- Kudachi Location in Karnataka, India
- Coordinates: 16°22′19″N 74°30′36″E﻿ / ﻿16.372°N 74.51°E
- Country: India
- State: Karnataka
- District: Belagavi

Area
- • Total: 1 km^{2} (0.39 sq mi)
- • Rank: 1
- Elevation: 536 m (1,759 ft)

Population (2011)
- • Total: 23,154
- • Density: 4,963/km^{2} (12,850/sq mi)

Languages
- • Official: Kannada
- Time zone: UTC+5:30 (IST)
- PIN: 591 311
- Telephone code: 08331
- ISO 3166 code: IN-KA
- Vehicle registration: KA 23
- Website: karnataka.gov.in

= Kudachi =

Kudachi is a municipal town in Belagavi district in Karnataka.

"Akhni," widely known as Yakhni Pulao, is a famous local dish.

==Demographics==
As of 2011 India census,
Kudachi had a population of 23,154. Males constitute 52% of the population and females 48%. Kudachi has an average literacy rate of 68%, lower than the national average of 74.9%: male literacy is 60%, and female literacy is 46%. In Kudachi, 16% of the population is under 6 years of age.

The major source of income in this small town is agriculture, mainly sugar cane. Kudachi is near to the sugar works located in the town of Ugar (9 km).

==Land of Sufi Saints==
Shrine of Hazrat Maasaheba Ashrafe Dojahan R.A., Kudachi (Kudchi), Karnataka – India

Kudachi is often referred to as the land of Sufi saints, as this town has been blessed by the presence of many revered saints throughout history.

Shaikh Sirajuddin Junaidi Rahmatullah Alaih, to whom the town of Kudachi was granted as an Inam (land grant) in the year 1370 A.D., is one of the most prominent among them. In his honor, an annual festival called 'Gadda' is celebrated for at least a week.

Hazrat Maasaheba Ashrafe Dojahan Rahmatullah Alaih migrated to Kudachi from Balkh, Afghanistan, and eventually made this town his home. His Dargah (shrine) in Kudachi is now a well-known spiritual and tourist destination.

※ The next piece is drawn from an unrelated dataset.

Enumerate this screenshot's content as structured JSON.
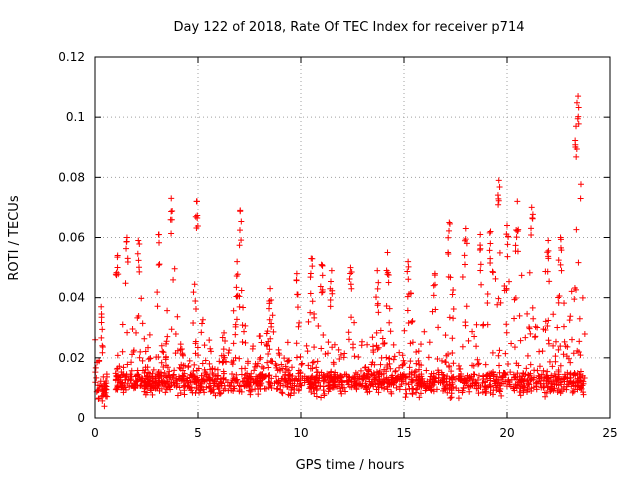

Another Sufi saint, Dada Makhdoom Rahmatullah Alaih, is remembered for his legacy of justice and service to the community. People continue to visit his shrine, seeking blessings and justice.

==Economy==

Kudachi is a town located on the banks of river Krishna River, agriculture is the predominant occupation and is a single largest contributor to Kudachi's economy. The main crops grown are sugarcane, maize, jowar, wheat, pulses and Kudachi brinjal.

==Travel==
It is 105 km from Belgaum, the district headquarters.
It can also be accessed from Miraj, which is 37 km from Kudachi.
One can reach Kudachi from anywhere in India by rail and road. Kudachi railway station is the nearest railway connection.
The nearest airport to Kudachi is Belgaum and Kolhapur.